The Great Salt Lake Bird Festival, scheduled for May 14-19, gives bird-lovers of all ages and experience levels the chance to spend time with our feathery neighbors. With a host of guided tours all across the Wasatch Front, as well as activities and demonstrations at the Legacy Events Center in Farmington, there’s plenty for everyone to see and do.
“I always tell people it doesn’t matter what kind of birder you are,” said Neka Roundy, who organizes the festival. “Even if you just like looking at the birds in your backyard, the bird festival has something for you.”
This year’s featured speaker is Tim Boucher, a South African native and Nature Conservancy geographer who has gone birding in 47 countries and seen nearly 5,000 of the world’s 10,000 bird species. He’ll speak at the dinner Saturday night at 6 p.m. at the Legacy Events Center, sharing stories about his travels.
“The Nature Conservancy said they were bringing him into town and offered to share him,” said. “I’ve heard he’s really funny.”
Other activities planned for the Legacy Events Center include bird shows and presentations by several groups including Tracy Aviary, the Wildlife Rehabilitation Center in Ogden, Hawkwatch International and Sky Masters.
“They’re really cool,” said Roundy.
There are also several workshops available for all ages.
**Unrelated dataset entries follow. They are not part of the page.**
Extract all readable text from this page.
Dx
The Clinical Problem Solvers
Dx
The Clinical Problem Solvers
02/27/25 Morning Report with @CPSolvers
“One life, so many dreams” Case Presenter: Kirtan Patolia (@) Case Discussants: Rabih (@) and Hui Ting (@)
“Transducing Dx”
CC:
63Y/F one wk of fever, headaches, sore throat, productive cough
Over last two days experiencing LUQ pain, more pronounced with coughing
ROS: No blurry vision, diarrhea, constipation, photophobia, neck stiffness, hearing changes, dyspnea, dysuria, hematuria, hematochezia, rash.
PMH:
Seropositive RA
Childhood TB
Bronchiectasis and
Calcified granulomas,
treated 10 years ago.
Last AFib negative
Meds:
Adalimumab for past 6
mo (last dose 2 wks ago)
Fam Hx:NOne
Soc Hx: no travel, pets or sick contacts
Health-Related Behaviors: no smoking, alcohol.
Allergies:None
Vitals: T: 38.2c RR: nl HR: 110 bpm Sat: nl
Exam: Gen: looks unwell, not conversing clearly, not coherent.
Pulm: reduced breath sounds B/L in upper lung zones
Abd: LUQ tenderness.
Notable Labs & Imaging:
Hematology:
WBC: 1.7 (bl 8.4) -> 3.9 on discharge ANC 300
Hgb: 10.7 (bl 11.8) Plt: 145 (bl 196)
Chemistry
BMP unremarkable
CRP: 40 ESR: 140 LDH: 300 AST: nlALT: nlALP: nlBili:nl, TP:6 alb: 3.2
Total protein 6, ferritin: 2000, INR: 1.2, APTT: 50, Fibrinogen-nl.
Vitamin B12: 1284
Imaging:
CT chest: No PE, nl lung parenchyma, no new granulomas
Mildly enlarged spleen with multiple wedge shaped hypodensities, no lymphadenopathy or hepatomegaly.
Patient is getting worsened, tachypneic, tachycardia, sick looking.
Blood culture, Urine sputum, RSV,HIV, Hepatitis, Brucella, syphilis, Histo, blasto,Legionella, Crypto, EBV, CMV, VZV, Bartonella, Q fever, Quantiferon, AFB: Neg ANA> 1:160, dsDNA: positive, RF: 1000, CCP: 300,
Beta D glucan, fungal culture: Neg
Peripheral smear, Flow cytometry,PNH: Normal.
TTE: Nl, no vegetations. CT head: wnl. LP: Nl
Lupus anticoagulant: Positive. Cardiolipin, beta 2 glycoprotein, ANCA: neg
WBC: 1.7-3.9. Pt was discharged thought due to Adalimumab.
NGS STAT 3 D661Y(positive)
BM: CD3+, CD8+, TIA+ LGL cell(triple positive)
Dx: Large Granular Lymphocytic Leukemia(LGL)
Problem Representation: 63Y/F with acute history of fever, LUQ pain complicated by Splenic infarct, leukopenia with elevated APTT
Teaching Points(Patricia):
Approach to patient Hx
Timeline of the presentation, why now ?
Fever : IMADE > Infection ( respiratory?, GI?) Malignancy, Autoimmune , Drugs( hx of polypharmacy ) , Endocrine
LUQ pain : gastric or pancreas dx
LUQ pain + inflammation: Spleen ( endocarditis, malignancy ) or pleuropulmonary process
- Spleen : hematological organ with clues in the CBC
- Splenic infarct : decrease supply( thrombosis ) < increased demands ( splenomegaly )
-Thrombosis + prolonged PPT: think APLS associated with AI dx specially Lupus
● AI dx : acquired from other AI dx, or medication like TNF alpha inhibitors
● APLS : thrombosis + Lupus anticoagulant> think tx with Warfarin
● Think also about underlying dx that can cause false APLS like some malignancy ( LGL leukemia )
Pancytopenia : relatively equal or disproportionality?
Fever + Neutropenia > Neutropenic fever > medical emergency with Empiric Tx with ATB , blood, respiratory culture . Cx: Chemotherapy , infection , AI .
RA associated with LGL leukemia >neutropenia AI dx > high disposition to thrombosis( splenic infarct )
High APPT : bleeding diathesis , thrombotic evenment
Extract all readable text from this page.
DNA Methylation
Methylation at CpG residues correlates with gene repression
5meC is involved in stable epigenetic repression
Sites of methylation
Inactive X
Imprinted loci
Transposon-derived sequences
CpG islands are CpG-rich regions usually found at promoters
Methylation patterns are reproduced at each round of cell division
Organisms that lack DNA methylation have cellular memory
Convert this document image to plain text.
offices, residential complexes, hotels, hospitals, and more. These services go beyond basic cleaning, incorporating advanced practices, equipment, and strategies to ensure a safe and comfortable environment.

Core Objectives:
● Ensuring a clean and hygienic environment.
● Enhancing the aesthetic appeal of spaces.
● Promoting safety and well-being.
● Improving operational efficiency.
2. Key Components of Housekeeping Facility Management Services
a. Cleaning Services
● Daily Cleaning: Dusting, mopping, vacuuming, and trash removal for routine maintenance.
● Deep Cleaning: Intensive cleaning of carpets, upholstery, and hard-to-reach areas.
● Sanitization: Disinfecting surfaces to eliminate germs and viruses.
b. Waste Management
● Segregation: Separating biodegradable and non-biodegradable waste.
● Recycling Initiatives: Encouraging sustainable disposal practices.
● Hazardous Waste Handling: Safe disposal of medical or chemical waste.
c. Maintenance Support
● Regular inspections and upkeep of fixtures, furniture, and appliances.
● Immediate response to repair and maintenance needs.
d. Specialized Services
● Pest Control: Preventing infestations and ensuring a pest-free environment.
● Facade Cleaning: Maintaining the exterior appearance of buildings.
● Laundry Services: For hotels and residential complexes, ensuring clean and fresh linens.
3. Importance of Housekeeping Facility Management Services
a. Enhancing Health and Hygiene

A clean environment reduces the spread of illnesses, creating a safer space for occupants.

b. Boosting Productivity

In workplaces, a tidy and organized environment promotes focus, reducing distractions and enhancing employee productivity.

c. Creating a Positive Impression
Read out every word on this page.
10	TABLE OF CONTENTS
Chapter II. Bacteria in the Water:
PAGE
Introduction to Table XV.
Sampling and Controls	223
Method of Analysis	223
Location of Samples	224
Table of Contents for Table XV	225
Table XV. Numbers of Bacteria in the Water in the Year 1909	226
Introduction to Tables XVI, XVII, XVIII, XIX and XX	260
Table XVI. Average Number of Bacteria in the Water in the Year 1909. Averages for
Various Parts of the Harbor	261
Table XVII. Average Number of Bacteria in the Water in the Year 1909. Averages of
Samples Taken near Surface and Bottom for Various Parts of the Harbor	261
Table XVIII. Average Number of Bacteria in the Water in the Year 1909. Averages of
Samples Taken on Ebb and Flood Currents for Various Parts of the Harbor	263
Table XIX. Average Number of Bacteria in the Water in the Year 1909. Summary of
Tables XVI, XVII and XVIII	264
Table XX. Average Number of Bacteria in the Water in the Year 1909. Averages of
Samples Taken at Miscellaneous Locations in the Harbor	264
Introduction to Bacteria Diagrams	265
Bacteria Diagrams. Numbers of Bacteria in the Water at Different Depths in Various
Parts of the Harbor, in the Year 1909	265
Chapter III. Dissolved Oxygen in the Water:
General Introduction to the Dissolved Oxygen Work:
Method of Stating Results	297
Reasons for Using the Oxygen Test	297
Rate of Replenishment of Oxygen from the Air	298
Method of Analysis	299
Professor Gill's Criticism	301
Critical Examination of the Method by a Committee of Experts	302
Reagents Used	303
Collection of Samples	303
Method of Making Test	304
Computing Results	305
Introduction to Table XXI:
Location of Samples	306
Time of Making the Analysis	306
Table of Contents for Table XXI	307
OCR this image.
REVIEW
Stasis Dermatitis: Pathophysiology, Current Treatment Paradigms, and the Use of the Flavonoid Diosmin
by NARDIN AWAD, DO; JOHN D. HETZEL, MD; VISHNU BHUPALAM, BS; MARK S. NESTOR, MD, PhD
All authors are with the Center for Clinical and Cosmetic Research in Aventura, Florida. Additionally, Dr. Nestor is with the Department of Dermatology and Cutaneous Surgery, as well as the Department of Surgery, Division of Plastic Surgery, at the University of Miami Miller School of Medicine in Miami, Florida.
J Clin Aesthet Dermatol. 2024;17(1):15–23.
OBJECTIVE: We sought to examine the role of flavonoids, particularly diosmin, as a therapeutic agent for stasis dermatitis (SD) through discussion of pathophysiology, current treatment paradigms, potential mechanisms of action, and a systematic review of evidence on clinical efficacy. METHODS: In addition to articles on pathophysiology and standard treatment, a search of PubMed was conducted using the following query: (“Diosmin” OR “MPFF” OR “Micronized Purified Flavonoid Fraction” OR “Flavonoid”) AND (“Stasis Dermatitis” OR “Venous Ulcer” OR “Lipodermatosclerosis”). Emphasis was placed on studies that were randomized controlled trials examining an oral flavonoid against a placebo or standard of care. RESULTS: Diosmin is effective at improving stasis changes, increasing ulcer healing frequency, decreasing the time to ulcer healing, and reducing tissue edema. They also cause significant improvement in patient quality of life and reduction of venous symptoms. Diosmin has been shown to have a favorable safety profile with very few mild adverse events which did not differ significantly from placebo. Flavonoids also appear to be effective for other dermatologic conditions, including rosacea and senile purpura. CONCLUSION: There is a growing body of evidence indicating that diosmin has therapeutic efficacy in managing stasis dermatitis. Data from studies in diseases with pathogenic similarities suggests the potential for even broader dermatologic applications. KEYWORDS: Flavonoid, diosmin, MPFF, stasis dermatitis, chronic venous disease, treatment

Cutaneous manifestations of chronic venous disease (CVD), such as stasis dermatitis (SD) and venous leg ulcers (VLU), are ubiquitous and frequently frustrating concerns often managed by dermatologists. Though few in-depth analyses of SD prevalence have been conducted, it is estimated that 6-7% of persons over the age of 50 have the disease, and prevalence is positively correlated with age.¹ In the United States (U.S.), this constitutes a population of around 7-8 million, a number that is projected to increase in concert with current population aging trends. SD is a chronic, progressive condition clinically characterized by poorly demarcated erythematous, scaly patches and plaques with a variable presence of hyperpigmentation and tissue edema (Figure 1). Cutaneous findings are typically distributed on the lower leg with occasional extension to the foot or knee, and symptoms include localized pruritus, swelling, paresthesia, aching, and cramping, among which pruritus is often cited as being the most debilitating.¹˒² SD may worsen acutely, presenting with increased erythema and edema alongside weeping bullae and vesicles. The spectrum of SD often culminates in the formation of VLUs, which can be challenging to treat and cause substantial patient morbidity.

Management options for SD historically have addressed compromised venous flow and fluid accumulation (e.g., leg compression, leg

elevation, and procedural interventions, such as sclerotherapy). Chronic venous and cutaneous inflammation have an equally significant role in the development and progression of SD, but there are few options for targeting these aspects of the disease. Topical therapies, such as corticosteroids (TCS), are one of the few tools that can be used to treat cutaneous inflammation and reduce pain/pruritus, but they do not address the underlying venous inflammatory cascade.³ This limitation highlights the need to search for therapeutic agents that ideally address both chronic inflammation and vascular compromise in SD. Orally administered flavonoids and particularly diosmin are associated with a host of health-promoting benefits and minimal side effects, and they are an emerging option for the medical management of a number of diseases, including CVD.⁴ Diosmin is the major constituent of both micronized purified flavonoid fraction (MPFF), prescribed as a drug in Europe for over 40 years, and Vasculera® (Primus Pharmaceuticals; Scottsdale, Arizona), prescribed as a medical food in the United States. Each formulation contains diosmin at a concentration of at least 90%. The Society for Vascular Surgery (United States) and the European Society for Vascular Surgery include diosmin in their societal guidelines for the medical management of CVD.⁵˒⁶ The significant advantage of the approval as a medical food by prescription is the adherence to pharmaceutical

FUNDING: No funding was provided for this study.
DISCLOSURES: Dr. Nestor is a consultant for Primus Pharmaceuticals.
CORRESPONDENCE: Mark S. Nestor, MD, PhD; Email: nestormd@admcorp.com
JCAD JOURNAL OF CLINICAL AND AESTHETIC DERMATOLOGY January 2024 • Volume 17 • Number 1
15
A Boy Scout merit badge workshop gives kids the chance to get their bird study merit badge is only $5. Other workshops are completely free, and cover topics such as learning bird calls and bird-related crafts for kids.
"We really like to spotlight all the fun things they can do," she said.
There are also several bird tours available throughout all five days of the event. Boucher will be one of the guides for a behind-the-scenes look at Farmington Bay on Saturday morning, while a popular canoeing tour still has open spots on Monday.
“That never happens,” said Roundy. “It’s a rare opportunity.”
Participants will drive themselves to Brigham City, where the group will head out to Cutler Reservoir together. The festival will provide the canoes, lifejackets and a guide to help guests spend some quiet time with the area's native bird population.
“It’s really peaceful,” said Roundy. “You get to look at all these birds, and you’re kind of eye-level with all of them.”
For tickets to the dinner or to sign up for one of the birding tours, please visit greatsaltlakebirdfest.com. Prices and other details, as well as a complete schedule of events, are also available at the site.
"The festival brings families together and out into the open air," said Roundy. "It's a great spotlight for Utah and the Great Salt Lake."